The Ceremony of the Keys

“Halt! Who comes there?”

“The keys.”

“Whose keys?”

“Queen Elizabeth’s keys.”

“Pass then, and all is well.”

That is the exchange my dad and I heard last night at the Tower of London, which has been spoken nearly every night there for over 700 years (though obviously the monarch’s name has changed).

Tower of London The tickets to attend the Tower of London’s nightly locking-up ceremony are free, but they are booked up 12 months out, so I have had these tickets for a whole year now.

We waited outside the main entrance to the Tower at 9:30 p.m., and a Yeoman Warder (AKA Beefeater) came and unlocked the gate to let us in. The group was probably about 20 people in total.

Our guide for the evening also happened to be the Ravenmaster, who takes care of the Tower’s famous avian inhabitants. He verbally walked us through what we were about to witness, so we’d understand what was happening.

We were asked to be silent for the duration of the ceremony, and not take any photos. The ceremony itself started at about 5 minutes to 10.

First, several soldiers marched out in front of us. Then the Chief Yeoman Warder came from our left, carrying a lantern and the keys. A sentry appeared from the right and hollered “Halt! Who comes there?” and the above exchange took place.

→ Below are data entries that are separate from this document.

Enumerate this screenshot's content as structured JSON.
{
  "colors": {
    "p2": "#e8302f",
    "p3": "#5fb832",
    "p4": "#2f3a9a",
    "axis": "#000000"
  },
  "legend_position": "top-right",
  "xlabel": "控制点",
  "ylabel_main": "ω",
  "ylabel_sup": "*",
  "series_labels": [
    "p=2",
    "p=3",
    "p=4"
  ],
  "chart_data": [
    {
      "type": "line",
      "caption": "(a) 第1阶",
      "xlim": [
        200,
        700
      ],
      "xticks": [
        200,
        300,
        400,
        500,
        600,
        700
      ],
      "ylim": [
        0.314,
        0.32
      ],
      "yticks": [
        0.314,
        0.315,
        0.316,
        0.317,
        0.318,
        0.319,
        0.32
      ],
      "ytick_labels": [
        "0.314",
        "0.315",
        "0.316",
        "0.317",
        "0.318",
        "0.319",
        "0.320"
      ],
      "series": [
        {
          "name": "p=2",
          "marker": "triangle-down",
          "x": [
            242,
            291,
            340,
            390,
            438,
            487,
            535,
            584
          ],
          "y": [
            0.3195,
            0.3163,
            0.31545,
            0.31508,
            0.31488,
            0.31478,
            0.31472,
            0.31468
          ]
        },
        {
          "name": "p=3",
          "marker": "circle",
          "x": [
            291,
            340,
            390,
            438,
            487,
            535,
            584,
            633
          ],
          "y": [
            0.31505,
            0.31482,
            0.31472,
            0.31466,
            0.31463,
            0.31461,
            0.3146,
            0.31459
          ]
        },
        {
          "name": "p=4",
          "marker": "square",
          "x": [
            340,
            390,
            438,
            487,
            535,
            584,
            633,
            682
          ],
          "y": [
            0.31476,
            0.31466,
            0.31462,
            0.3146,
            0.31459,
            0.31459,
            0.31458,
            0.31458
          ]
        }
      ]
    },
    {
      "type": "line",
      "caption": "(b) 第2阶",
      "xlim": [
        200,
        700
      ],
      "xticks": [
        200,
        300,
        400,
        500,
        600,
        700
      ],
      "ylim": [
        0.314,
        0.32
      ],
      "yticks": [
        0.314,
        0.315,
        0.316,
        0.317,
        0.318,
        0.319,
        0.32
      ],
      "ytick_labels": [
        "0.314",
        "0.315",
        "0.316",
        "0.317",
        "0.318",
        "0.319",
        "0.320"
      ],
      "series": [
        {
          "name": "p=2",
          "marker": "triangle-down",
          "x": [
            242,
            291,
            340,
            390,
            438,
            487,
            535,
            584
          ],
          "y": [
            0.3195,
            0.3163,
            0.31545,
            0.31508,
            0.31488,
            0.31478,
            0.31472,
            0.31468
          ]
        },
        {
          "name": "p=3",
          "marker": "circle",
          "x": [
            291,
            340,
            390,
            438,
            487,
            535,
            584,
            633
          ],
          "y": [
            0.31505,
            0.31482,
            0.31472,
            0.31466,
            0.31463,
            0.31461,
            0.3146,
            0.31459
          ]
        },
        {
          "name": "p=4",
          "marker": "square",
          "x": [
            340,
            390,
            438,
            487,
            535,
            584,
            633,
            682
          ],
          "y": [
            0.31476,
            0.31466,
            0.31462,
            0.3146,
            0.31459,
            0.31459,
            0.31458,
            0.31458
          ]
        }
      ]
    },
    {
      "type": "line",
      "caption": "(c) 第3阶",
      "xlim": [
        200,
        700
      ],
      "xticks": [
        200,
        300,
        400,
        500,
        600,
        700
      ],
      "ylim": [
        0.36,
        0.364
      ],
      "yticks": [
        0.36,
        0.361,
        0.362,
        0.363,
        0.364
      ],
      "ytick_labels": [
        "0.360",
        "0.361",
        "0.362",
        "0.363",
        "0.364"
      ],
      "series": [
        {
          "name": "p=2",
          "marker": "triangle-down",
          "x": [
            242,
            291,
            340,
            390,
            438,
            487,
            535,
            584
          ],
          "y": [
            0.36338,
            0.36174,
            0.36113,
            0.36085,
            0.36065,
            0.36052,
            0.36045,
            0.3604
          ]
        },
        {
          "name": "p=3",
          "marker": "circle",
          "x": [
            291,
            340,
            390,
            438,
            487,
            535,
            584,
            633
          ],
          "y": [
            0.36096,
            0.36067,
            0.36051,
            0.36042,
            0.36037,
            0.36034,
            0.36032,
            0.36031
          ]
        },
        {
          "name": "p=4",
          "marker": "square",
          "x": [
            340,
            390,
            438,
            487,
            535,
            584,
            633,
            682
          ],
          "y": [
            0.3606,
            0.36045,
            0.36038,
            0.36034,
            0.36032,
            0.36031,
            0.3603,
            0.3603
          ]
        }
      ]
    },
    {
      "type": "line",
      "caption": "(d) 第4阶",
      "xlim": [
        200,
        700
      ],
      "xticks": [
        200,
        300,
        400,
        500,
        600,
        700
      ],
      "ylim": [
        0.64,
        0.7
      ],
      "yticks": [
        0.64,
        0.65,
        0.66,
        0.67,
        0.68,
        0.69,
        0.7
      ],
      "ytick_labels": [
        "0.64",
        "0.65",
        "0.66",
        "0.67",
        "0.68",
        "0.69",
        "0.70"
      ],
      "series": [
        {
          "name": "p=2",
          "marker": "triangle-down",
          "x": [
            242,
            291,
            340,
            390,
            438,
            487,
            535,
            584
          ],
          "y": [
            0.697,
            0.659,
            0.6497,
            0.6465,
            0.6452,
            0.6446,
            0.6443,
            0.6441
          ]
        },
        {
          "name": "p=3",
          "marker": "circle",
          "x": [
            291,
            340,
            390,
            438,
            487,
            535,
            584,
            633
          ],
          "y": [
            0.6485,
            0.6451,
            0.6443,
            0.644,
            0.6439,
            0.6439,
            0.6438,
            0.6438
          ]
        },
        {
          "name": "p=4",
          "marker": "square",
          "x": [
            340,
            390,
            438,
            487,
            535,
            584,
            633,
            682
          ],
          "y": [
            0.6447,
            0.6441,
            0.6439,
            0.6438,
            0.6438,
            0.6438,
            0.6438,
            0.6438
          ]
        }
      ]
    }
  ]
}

After he was allowed to pass, the Chief Yeoman Warder then carried on with his duties of locking up the gates for the night, accompanied by his “escort” of soldiers, there to protect him and the keys.

We followed them up a short ways, and came upon another set of soldiers standing at attention. The Tower’s clock chimed at 10 o’clock, and then a voice said, “Tower guard and escort, present your arms.”

The soldiers moved their guns around, and then he said, “God preserve Queen Elizabeth,” at which point everyone responded, “Amen.” (If you didn’t, you’re probably guilty of treason.)

Then a single bugler played his bugle.

After that, everyone marched off, and the ceremony was over.

Our guide spent some time afterwards taking questions from our group; the first question was, “So, how do we get out now?”

We got some more information on the ceremony, the Yeoman Warders, the ravens, and the Tower’s long, storied history. I’ve taken the tour at the Tower of London a couple times before, which is very interesting, and the Yeoman Warders all seem to have excellent senses of humour; last night was nice because the group was smaller than the typical daytime tour group, and it was quiet without the crowds of tourists around, so it was much easier to hear him.

There are 37 Yeoman Warders living in the Tower of London, and their families, so about 150 people in total live there. He told us they have a doctor living there as well, “and a chapel in case the doctor can’t fix it.” They also have their own pub.

Unfortunately, he didn’t invite us to join him at their exclusive pub within the castle walls, so after we were let out a small side door (since the main gate had obviously just been locked up, ceremoniously), my dad and I went for a pint at the nearby pub: The Hung, Drawn, and Quartered. An apt name for a pub there at the infamous Tower Hill.